On the ESGF question. No it won't be ending up there (at least not in the short term). The budget for the project is very limited and hosting on ESGF isn't part of it. However, I have been doing my cmorization using an adapted version of the CDDS suites that are being used internally to prep data from other projects for upload to ESGF. There has been a lot of interest in data from the project from others so it's highly likely it will be used in further research in the future, hopefully that might result in an official hosting on ESGF at some point.
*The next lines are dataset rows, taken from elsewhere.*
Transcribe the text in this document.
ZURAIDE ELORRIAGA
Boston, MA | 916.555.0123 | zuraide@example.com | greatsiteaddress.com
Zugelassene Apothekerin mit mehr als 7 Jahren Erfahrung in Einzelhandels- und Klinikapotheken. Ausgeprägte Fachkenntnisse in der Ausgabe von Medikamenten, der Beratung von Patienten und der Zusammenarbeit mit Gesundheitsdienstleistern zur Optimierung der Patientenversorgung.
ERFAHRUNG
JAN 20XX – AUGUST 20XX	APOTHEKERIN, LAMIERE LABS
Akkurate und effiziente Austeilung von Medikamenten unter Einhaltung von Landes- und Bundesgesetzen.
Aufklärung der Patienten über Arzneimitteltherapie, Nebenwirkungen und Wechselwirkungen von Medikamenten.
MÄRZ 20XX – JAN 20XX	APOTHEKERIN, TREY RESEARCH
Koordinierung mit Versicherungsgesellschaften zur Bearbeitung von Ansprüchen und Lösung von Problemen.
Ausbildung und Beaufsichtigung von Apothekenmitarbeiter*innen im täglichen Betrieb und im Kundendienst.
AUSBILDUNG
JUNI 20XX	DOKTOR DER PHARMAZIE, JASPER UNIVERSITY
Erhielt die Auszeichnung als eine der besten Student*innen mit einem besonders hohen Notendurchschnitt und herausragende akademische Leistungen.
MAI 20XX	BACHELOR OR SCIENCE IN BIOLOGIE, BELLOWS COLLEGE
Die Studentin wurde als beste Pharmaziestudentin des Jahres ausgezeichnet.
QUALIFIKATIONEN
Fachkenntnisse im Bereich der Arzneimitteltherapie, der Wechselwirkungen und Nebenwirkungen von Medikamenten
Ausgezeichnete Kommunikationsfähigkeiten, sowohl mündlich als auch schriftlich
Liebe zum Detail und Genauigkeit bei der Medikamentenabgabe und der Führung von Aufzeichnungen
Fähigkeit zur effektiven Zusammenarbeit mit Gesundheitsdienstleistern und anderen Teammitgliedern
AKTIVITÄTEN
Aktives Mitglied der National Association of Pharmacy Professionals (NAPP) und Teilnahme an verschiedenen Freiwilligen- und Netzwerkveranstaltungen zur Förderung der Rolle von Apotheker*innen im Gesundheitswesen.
@thomascrocker just approved your membership for esmeval :+1: If you could tell me where you put the data that'd be awesome! About CDDS - good stuff, let me know if you want to use the Jasmin installation, I am managing the project on Jasmin :beer:
OK, I've dropped some monthly data in:
/group_workspaces/jasmin4/esmeval/gh_issue772/mi-ba795
I've also uploaded the custom CMOR tables that I've been using (these are the ones that were used by the suite I used to CMORize my data) into:
/group_workspaces/jasmin4/esmeval/gh_issue772/cmor_tables
Finally, here is the entry I used in my config-developer.yml file for reading the data in recipes:
Antigua_NAP_raw:
input_dir:
default: '{dataset}'
input_file: '{short_name}_CEFAS_Antigua_{driver}_{exp}_r1i1p1_MOHC-HadREM3-GA7-05_v1_{mip}*.nc'
output_file: '{short_name}_{dataset}_{exp}_{mip}'
cmor_path: '/project/ciid/projects/Antigua/CMOR_tables/cordex'
cmor_type: 'CMIP6'
cmor_default_table_prefix: 'CMIP6_'
Hopefully that should be sufficient for you to read in the data and attempt to regrid it to a regular lat/lon grid. Let me know if you have any issues or questions. Cheers
great! cheers, mate - I'll have a stab at testing it tomorrow :+1: :beer:
@thomascrocker here's what I found out: I tried running a recipe (which I post below), and immediately run into this CMOR checker error:
esmvalcore.cmor.check.CMORCheckError: There were errors in variable pr:
Coordinate longitude has var name longitude instead of lon
Coordinate latitude has var name latitude instead of lat
in cube:
precipitation_flux / (kg m-2 s-1) (time: 120; grid_latitude: 310; grid_longitude: 656)
Dimension coordinates:
time x - -
grid_latitude - x -
grid_longitude - - x
Auxiliary coordinates:
latitude - x x
longitude - x x
Attributes:
CORDEX_domain: CEFAS_Antigua
Conventions: CF-1.4
c3s_disclaimer: This data has been produced in the context of the C3S_34b_Lot1 and Lot...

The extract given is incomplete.